I know the Schiit stack is my best option, and I'm trying to justify the $200 cost, but with the holidays coming up and more important things to save for, I can't justify doubling my budget.
The thing is though I wasn't suggesting the Schiit stack so you can pour 3watts into each driver, but because of all your requirements. And as for power, again it's not about pouring more power into what headphones you have, but pouring enough clean power into what you have and conceivably upgrade to.
As it is the only device that kind of complies with all your requirements are the Fiio E10K and the Audioengine D1, but I tried these on the HD600 and didn't really like them. E10K was blurring the bass (even with bass boost off) and the D1 was blurring the barely audible bass. 250ohms isn't that much higher. And the thing is, even with 300ohms, given the sensitivity of the HD600, that was already fairly loud. Still not as clean as the low distortion sound of the O2 and the Magni.
If you'd limited upgrades to low impedance, high sensitivity headphones (or IEMs), no problem. The Philips X1 I tried worked well enough with these - any bass distortion I got was attributable to the headphones (ie I can still got it even with my D-Zero MkII, and probably even with my desktop amp). There's also the HiFiMan HE400S, which has more controlled bass.
Or at least,
hopefully no problem - these are USB fed, both signal and power. Any nise through USB and you have no alternative. If you were hoping to use the DSP chip on the motherboard, no chance on that either since they only work via analogue output or SPDIF output (ie the same chip handles DSP and SPDIF conversion). If all your games have built in surround virtualization, no problem. If you use Razer Surround on the rest of your games, no problem (I personally didn't like it vs hardware DSP and headphone audio encoded into games, and I can't even hear a difference with it on movies).

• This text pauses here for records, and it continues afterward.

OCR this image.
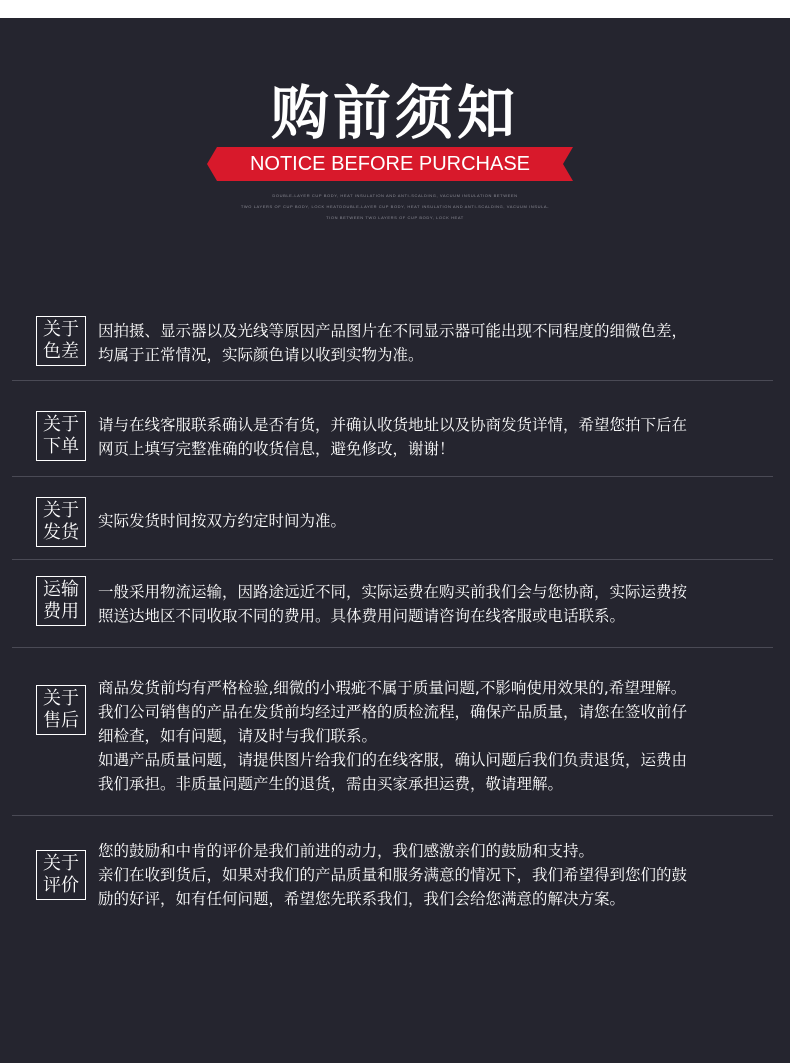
购前须知
NOTICE BEFORE PURCHASE
DOUBLE-LAYER CUP BODY, HEAT INSULATION AND ANTI-SCALDING, VACUUM INSULATION BETWEEN
TWO LAYERS OF CUP BODY, LOCK HEATDOUBLE-LAYER CUP BODY, HEAT INSULATION AND ANTI-SCALDING, VACUUM INSULA-
TION BETWEEN TWO LAYERS OF CUP BODY, LOCK HEAT
关于
色差

因拍摄、显示器以及光线等原因产品图片在不同显示器可能出现不同程度的细微色差，

均属于正常情况，实际颜色请以收到实物为准。

关于
下单

请与在线客服联系确认是否有货，并确认收货地址以及协商发货详情，希望您拍下后在

网页上填写完整准确的收货信息，避免修改，谢谢！

关于
发货

实际发货时间按双方约定时间为准。

运输
费用

一般采用物流运输，因路途远近不同，实际运费在购买前我们会与您协商，实际运费按

照送达地区不同收取不同的费用。具体费用问题请咨询在线客服或电话联系。

关于
售后

商品发货前均有严格检验,细微的小瑕疵不属于质量问题,不影响使用效果的,希望理解。

我们公司销售的产品在发货前均经过严格的质检流程，确保产品质量，请您在签收前仔

细检查，如有问题，请及时与我们联系。

如遇产品质量问题，请提供图片给我们的在线客服，确认问题后我们负责退货，运费由

我们承担。非质量问题产生的退货，需由买家承担运费，敬请理解。

关于
评价

您的鼓励和中肯的评价是我们前进的动力，我们感激亲们的鼓励和支持。

亲们在收到货后，如果对我们的产品质量和服务满意的情况下，我们希望得到您们的鼓

励的好评，如有任何问题，希望您先联系我们，我们会给您满意的解决方案。
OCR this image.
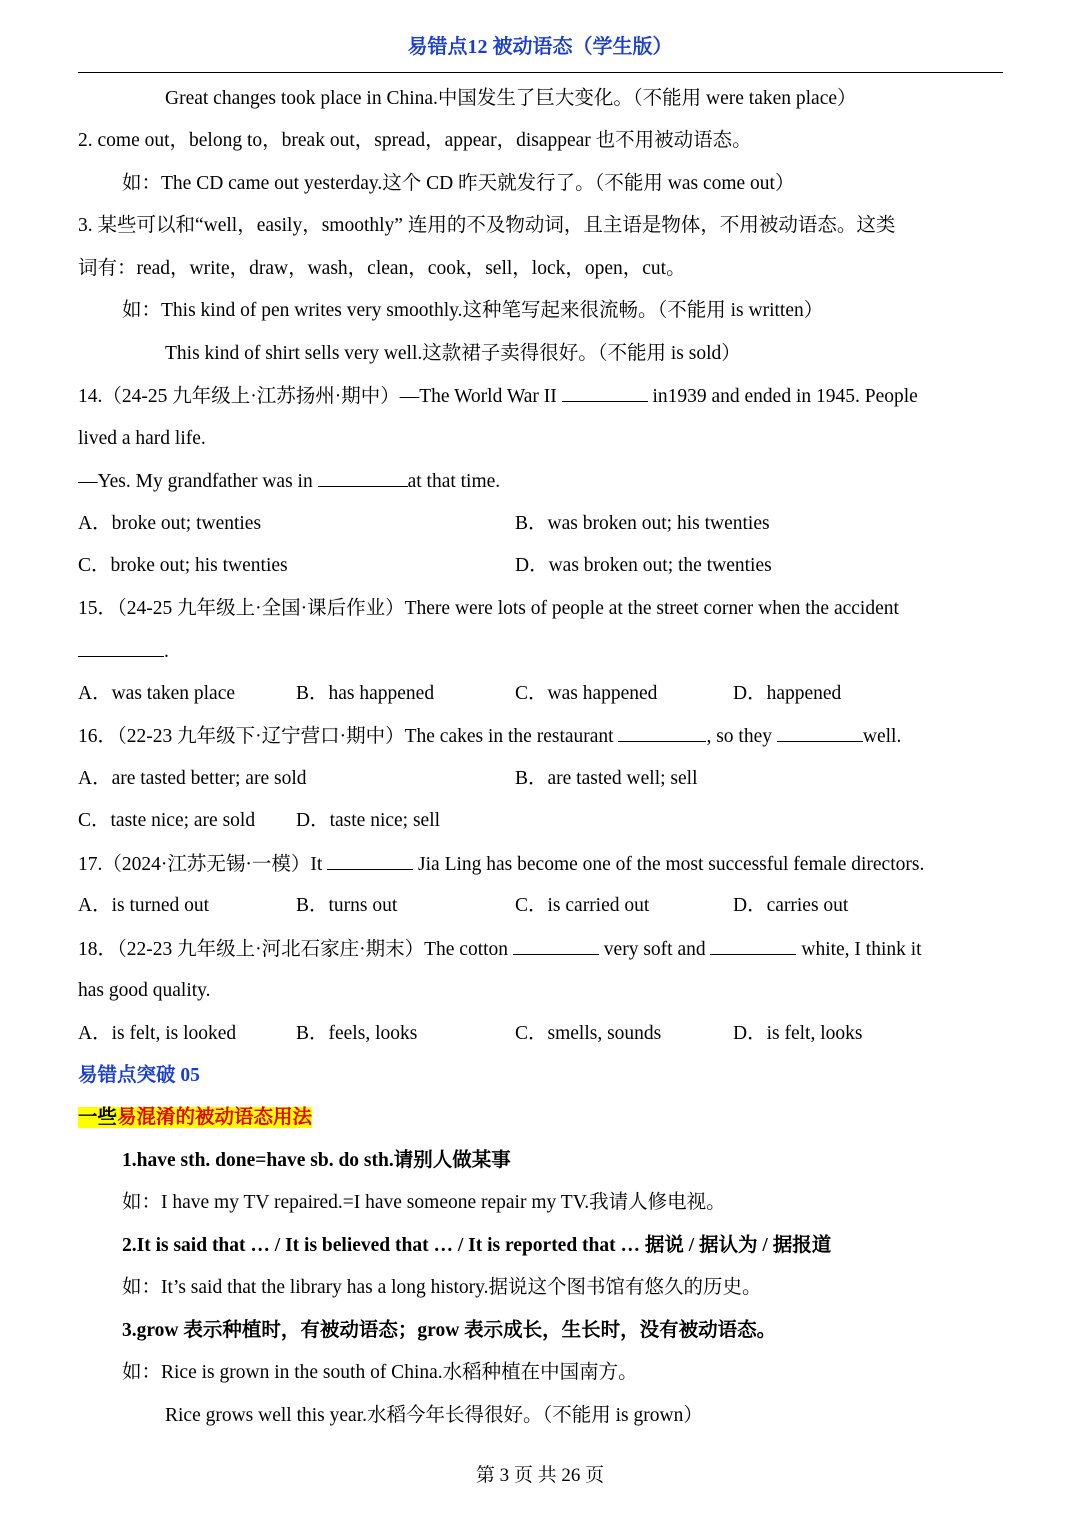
易错点12 被动语态（学生版）
Great changes took place in China.中国发生了巨大变化。（不能用 were taken place）
2. come out，belong to，break out，spread，appear，disappear 也不用被动语态。
如：The CD came out yesterday.这个 CD 昨天就发行了。（不能用 was come out）
3. 某些可以和“well，easily，smoothly” 连用的不及物动词，且主语是物体，不用被动语态。这类
词有：read，write，draw，wash，clean，cook，sell，lock，open，cut。
如：This kind of pen writes very smoothly.这种笔写起来很流畅。（不能用 is written）
This kind of shirt sells very well.这款裙子卖得很好。（不能用 is sold）
14.（24-25 九年级上·江苏扬州·期中）—The World War II	in1939 and ended in 1945. People
lived a hard life.
—Yes. My grandfather was in	at that time.
A．broke out; twenties	B．was broken out; his twenties
C．broke out; his twenties	D．was broken out; the twenties
15．（24-25 九年级上·全国·课后作业）There were lots of people at the street corner when the accident
.
A．was taken place	B．has happened	C．was happened	D．happened
16．（22-23 九年级下·辽宁营口·期中）The cakes in the restaurant	, so they	well.
A．are tasted better; are sold	B．are tasted well; sell
C．taste nice; are sold D．taste nice; sell
17.（2024·江苏无锡·一模）It	Jia Ling has become one of the most successful female directors.
A．is turned out	B．turns out	C．is carried out	D．carries out
18．（22-23 九年级上·河北石家庄·期末）The cotton	very soft and	white, I think it
has good quality.
A．is felt, is looked	B．feels, looks	C．smells, sounds	D．is felt, looks
易错点突破 05
一些易混淆的被动语态用法
1.have sth. done=have sb. do sth.请别人做某事
如：I have my TV repaired.=I have someone repair my TV.我请人修电视。
2.It is said that … / It is believed that … / It is reported that … 据说 / 据认为 / 据报道
如：It’s said that the library has a long history.据说这个图书馆有悠久的历史。
3.grow 表示种植时，有被动语态；grow 表示成长，生长时，没有被动语态。
如：Rice is grown in the south of China.水稻种植在中国南方。
Rice grows well this year.水稻今年长得很好。（不能用 is grown）
第 3 页 共 26 页
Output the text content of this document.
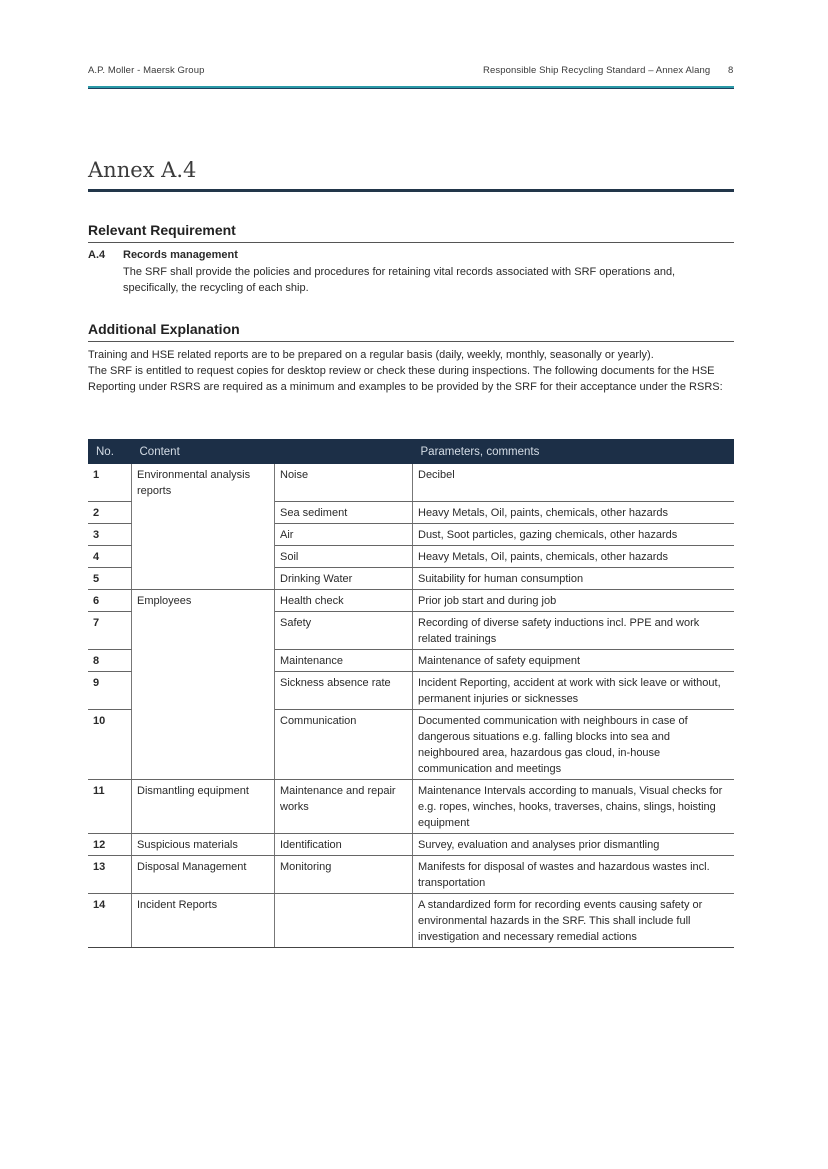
A.P. Moller - Maersk Group	Responsible Ship Recycling Standard – Annex Alang 8
Annex A.4
Relevant Requirement
A.4 Records management
The SRF shall provide the policies and procedures for retaining vital records associated with SRF operations and, specifically, the recycling of each ship.
Additional Explanation

Training and HSE related reports are to be prepared on a regular basis (daily, weekly, monthly, seasonally or yearly).

The SRF is entitled to request copies for desktop review or check these during inspections. The following documents for the HSE Reporting under RSRS are required as a minimum and examples to be provided by the SRF for their acceptance under the RSRS:

No.	Content		Parameters, comments
1	Environmental analysis reports	Noise	Decibel
2		Sea sediment	Heavy Metals, Oil, paints, chemicals, other hazards
3		Air	Dust, Soot particles, gazing chemicals, other hazards
4		Soil	Heavy Metals, Oil, paints, chemicals, other hazards
5		Drinking Water	Suitability for human consumption
6	Employees	Health check	Prior job start and during job
7		Safety	Recording of diverse safety inductions incl. PPE and work related trainings
8		Maintenance	Maintenance of safety equipment
9		Sickness absence rate	Incident Reporting, accident at work with sick leave or without, permanent injuries or sicknesses
10		Communication	Documented communication with neighbours in case of dangerous situations e.g. falling blocks into sea and neighboured area, hazardous gas cloud, in-house communication and meetings
11	Dismantling equipment	Maintenance and repair works	Maintenance Intervals according to manuals, Visual checks for e.g. ropes, winches, hooks, traverses, chains, slings, hoisting equipment
12	Suspicious materials	Identification	Survey, evaluation and analyses prior dismantling
13	Disposal Management	Monitoring	Manifests for disposal of wastes and hazardous wastes incl. transportation
14	Incident Reports		A standardized form for recording events causing safety or environmental hazards in the SRF. This shall include full investigation and necessary remedial actions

As it is instead of blowing $100 that can't do what you need it to you might as well use the built in soundcard on the motherboard (assuming you have one of those gaming boards that have virtual surround DSP and the decent output stage and headphone driver chips). These have waaaaaaaaaay more clean power than your Logitech's headphone output, you can hook up both speakers and headphones, and you don't really need the preamp control anyway since the Logitech has a volume knob on it, and unlike studio monitors or powered speakers, they're small enough to sit on the desk closer to your hand.
And while you might think the connections and switching are a problem, if you're using virtual surround going into a DAC-HPamp, you'll have to go into the sound suite anyway to disable it every time you switch over to speakers. If your motherboard uses the same analogue output circuit on the rear jacks and front I/O (assuming you have one of the decent motherboards) then it's not that much of a problem in terms of driving power either. If not, then just run an extension cable from the rear headphone output to the front so you switch out headphones there. The only thing you really have to put up with is scrolling down to the lower right corner to adjust the volume, but you can just set up hotkeys for that.